Open MPI logo

Open MPI User's Mailing List Archives

  |   Home   |   Support   |   FAQ   |   all Open MPI User's mailing list

Subject: Re: [OMPI users] Try to submit OMPI job to SGE gives ERRORS (orte_plm_base_select failed & orte_ess_set_name failed) (Reuti)
From: Derrick LIN (klin938_at_[hidden])
Date: 2011-04-15 17:02:21


>
> - what is your SGE configuration `qconf -sconf`?

#global:
execd_spool_dir /var/spool/gridengine/execd
mailer /usr/bin/mail
xterm /usr/bin/xterm
load_sensor none
prolog none
epilog none
shell_start_mode posix_compliant
login_shells bash,sh,ksh,csh,tcsh
min_uid 0
min_gid 0
user_lists none
xuser_lists none
projects none
xprojects none
enforce_project false
enforce_user auto
load_report_time 00:00:40
max_unheard 00:05:00
reschedule_unknown 00:00:00
loglevel log_warning
administrator_mail root
set_token_cmd none
pag_cmd none
token_extend_time none
shepherd_cmd none
qmaster_params none
execd_params none
reporting_params accounting=true reporting=false \
                             flush_time=00:00:15 joblog=false
sharelog=00:00:00
finished_jobs 100
gid_range 65400-65500
max_aj_instances 2000
max_aj_tasks 75000
max_u_jobs 0
max_jobs 0
auto_user_oticket 0
auto_user_fshare 0
auto_user_default_project none
auto_user_delete_time 86400
delegated_file_staging false
reprioritize false
rlogin_daemon /usr/sbin/sshd -i
rlogin_command /usr/bin/ssh
qlogin_daemon /usr/sbin/sshd -i
qlogin_command /usr/share/gridengine/qlogin-wrapper
rsh_daemon /usr/sbin/sshd -i
rsh_command /usr/bin/ssh
jsv_url none
jsv_allowed_mod ac,h,i,e,o,j,M,N,p,w

# my queue setting is:

qname dev.q
hostlist sgeqexec01.domain.com.au
seq_no 0
load_thresholds np_load_avg=1.75
suspend_thresholds NONE
nsuspend 1
suspend_interval 00:05:00
priority 0
min_cpu_interval 00:05:00
processors UNDEFINED
qtype BATCH INTERACTIVE
ckpt_list NONE
pe_list make orte
rerun FALSE
slots 8
tmpdir /tmp
shell /bin/bash
prolog NONE
epilog NONE
shell_start_mode posix_compliant
starter_method NONE
suspend_method NONE
resume_method NONE
terminate_method NONE
notify 00:00:60
owner_list NONE
user_lists NONE
xuser_lists NONE
subordinate_list NONE
complex_values NONE
projects NONE
xprojects NONE
calendar NONE
initial_state default
s_rt INFINITY
h_rt INFINITY
s_cpu INFINITY
h_cpu INFINITY
s_fsize INFINITY
h_fsize INFINITY
s_data INFINITY
h_data INFINITY
s_stack INFINITY
h_stack INFINITY
s_core INFINITY
h_core INFINITY
s_rss INFINITY
h_rss INFINITY
s_vmem INFINITY
h_vmem INFINITY

# my PE setting is:

pe_name orte
slots 4
user_lists NONE
xuser_lists NONE
start_proc_args /bin/true
stop_proc_args /bin/true
allocation_rule $round_robin
control_slaves TRUE
job_is_first_task FALSE
urgency_slots min
accounting_summary FALSE

> a) you are testing from master to a node, but jobs are running between
> nodes.

> b) unless you need X11 forwarding, using SGE’s -builtin- communication
> works fine, this way you can have a cluster without `rsh` or `ssh` (or
> limited to admin staff) and can still run parallel jobs.
>

Sorry for the misleading snip.

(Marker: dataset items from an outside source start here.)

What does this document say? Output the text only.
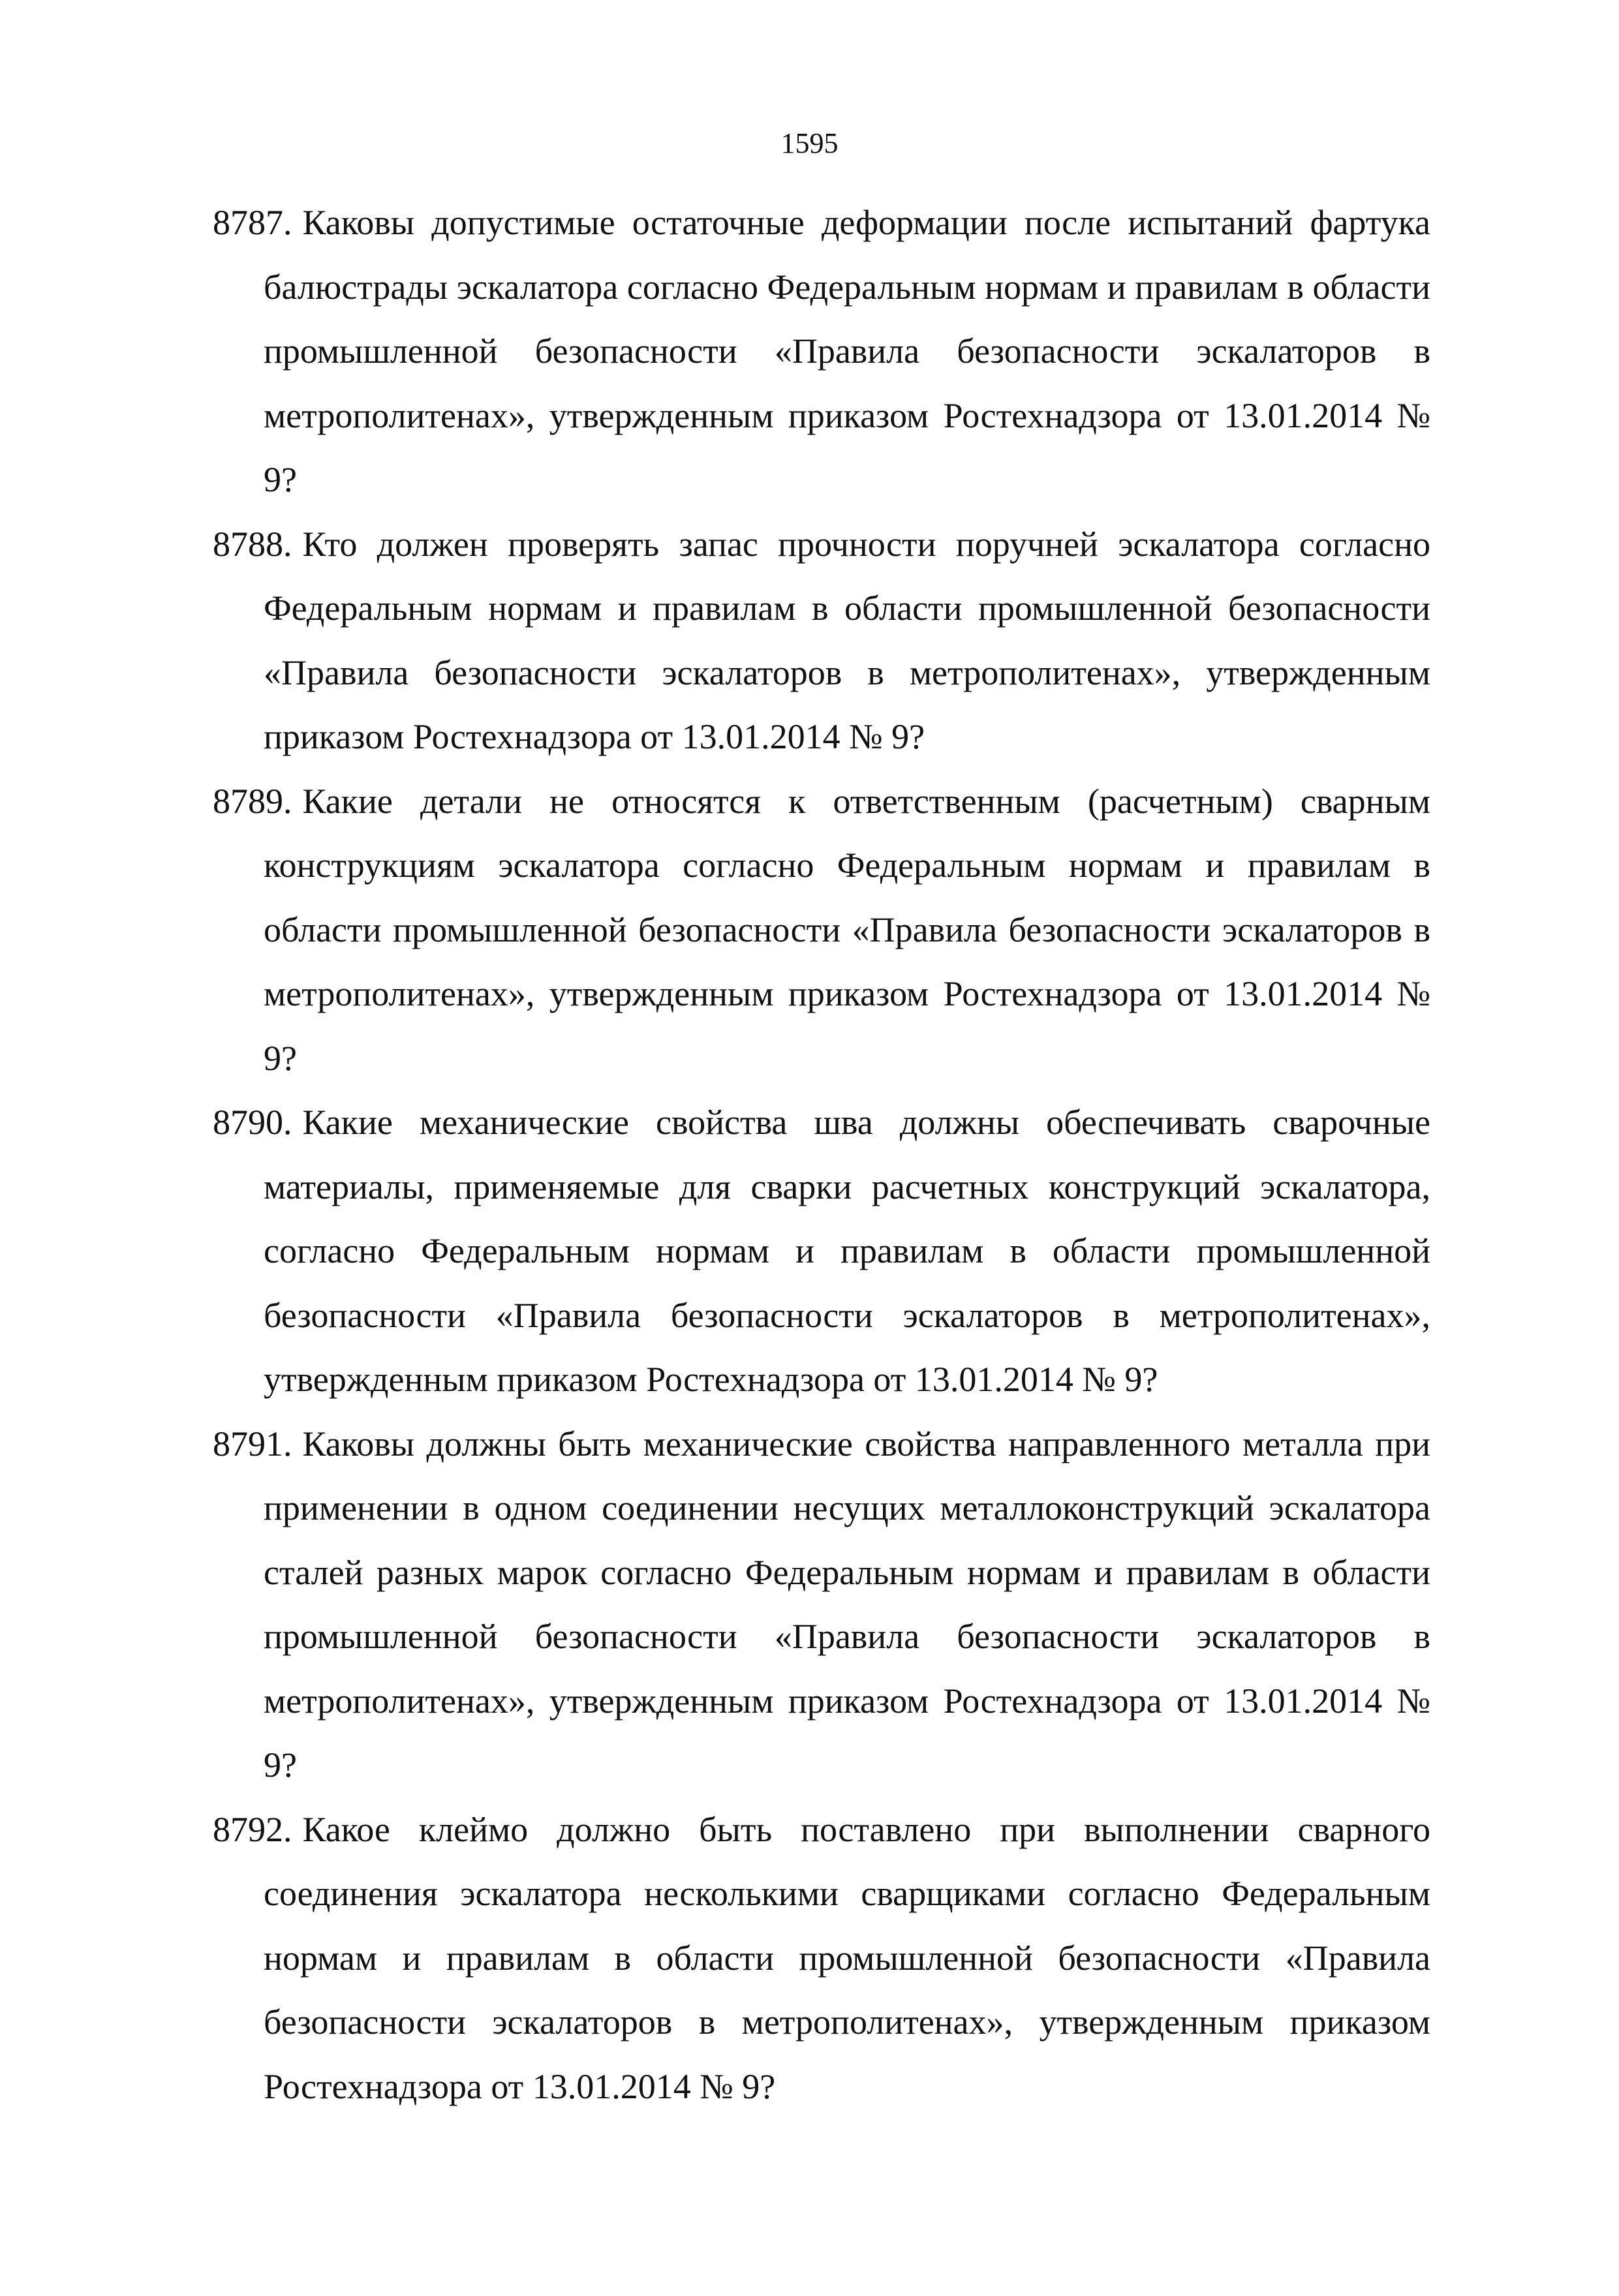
1595

8787. Каковы допустимые остаточные деформации после испытаний фартука балюстрады эскалатора согласно Федеральным нормам и правилам в области промышленной безопасности «Правила безопасности эскалаторов в метрополитенах», утвержденным приказом Ростехнадзора от 13.01.2014 № 9?

8788. Кто должен проверять запас прочности поручней эскалатора согласно Федеральным нормам и правилам в области промышленной безопасности «Правила безопасности эскалаторов в метрополитенах», утвержденным приказом Ростехнадзора от 13.01.2014 № 9?

8789. Какие детали не относятся к ответственным (расчетным) сварным конструкциям эскалатора согласно Федеральным нормам и правилам в области промышленной безопасности «Правила безопасности эскалаторов в метрополитенах», утвержденным приказом Ростехнадзора от 13.01.2014 № 9?

8790. Какие механические свойства шва должны обеспечивать сварочные материалы, применяемые для сварки расчетных конструкций эскалатора, согласно Федеральным нормам и правилам в области промышленной безопасности «Правила безопасности эскалаторов в метрополитенах», утвержденным приказом Ростехнадзора от 13.01.2014 № 9?

8791. Каковы должны быть механические свойства направленного металла при применении в одном соединении несущих металлоконструкций эскалатора сталей разных марок согласно Федеральным нормам и правилам в области промышленной безопасности «Правила безопасности эскалаторов в метрополитенах», утвержденным приказом Ростехнадзора от 13.01.2014 № 9?

8792. Какое клеймо должно быть поставлено при выполнении сварного соединения эскалатора несколькими сварщиками согласно Федеральным нормам и правилам в области промышленной безопасности «Правила безопасности эскалаторов в метрополитенах», утвержденным приказом Ростехнадзора от 13.01.2014 № 9?
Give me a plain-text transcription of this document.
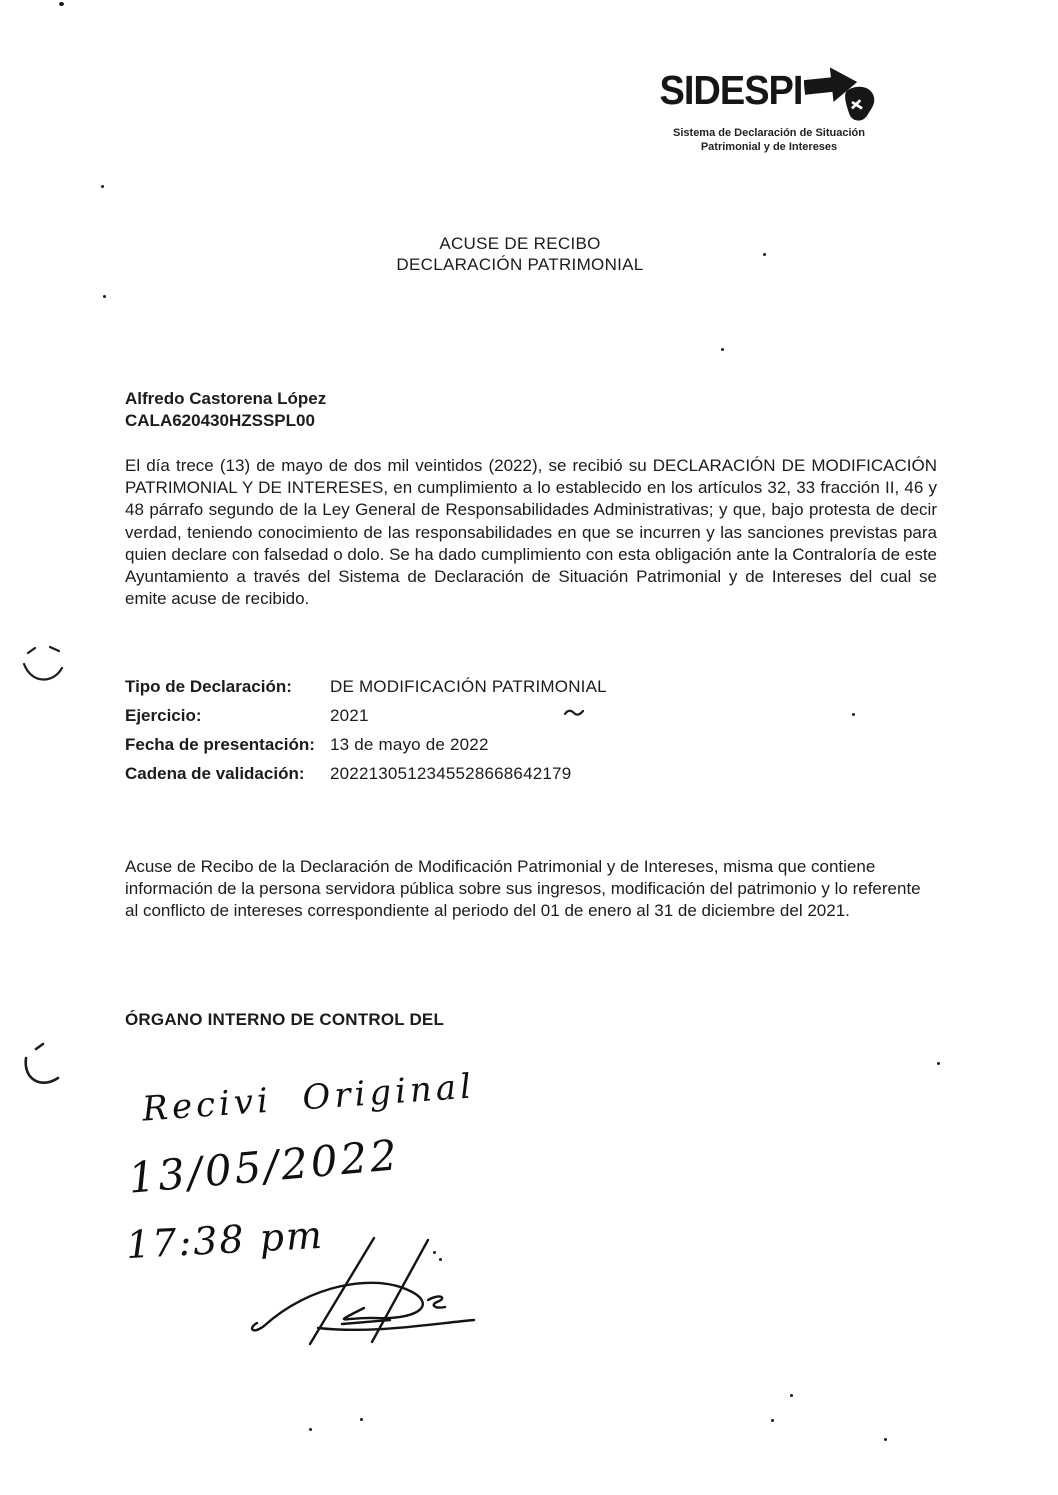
SIDESPI
Sistema de Declaración de Situación
Patrimonial y de Intereses
ACUSE DE RECIBO
DECLARACIÓN PATRIMONIAL
Alfredo Castorena López
CALA620430HZSSPL00
El día trece (13) de mayo de dos mil veintidos (2022), se recibió su DECLARACIÓN DE MODIFICACIÓN PATRIMONIAL Y DE INTERESES, en cumplimiento a lo establecido en los artículos 32, 33 fracción II, 46 y 48 párrafo segundo de la Ley General de Responsabilidades Administrativas; y que, bajo protesta de decir verdad, teniendo conocimiento de las responsabilidades en que se incurren y las sanciones previstas para quien declare con falsedad o dolo. Se ha dado cumplimiento con esta obligación ante la Contraloría de este Ayuntamiento a través del Sistema de Declaración de Situación Patrimonial y de Intereses del cual se emite acuse de recibido.
Tipo de Declaración:	DE MODIFICACIÓN PATRIMONIAL
Ejercicio:	2021
Fecha de presentación: 13 de mayo de 2022
Cadena de validación:	2022130512345528668642179
Acuse de Recibo de la Declaración de Modificación Patrimonial y de Intereses, misma que contiene información de la persona servidora pública sobre sus ingresos, modificación del patrimonio y lo referente al conflicto de intereses correspondiente al periodo del 01 de enero al 31 de diciembre del 2021.
ÓRGANO INTERNO DE CONTROL DEL
Recivi Original
13/05/2022
17:38 pm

All the hosts (both master and execution
host) in the cluster can powerwordless each other without an issue. As my 2)
states, I could run a generic openmpi job without the SGE successfully. So I
do not think is the communication issue?

> Then you are bypassing SGE’s slot allocation and will have wrong accounting
> and no job control of the slave tasks.
>

I know it's not a proper submission as a PE job. I simply ran out of idea
what to do next. Even it's not a proper way, but that openmpi error didn't
happen and the job completed. I am wondering why.

The correct version of my OpenMPI is 1.4.1, not 1.3 in my first post.

I have installed OpenMPI on the submission host and the master later, but it
didn't help. So I guess OpenMPI is needed in execution hosts only.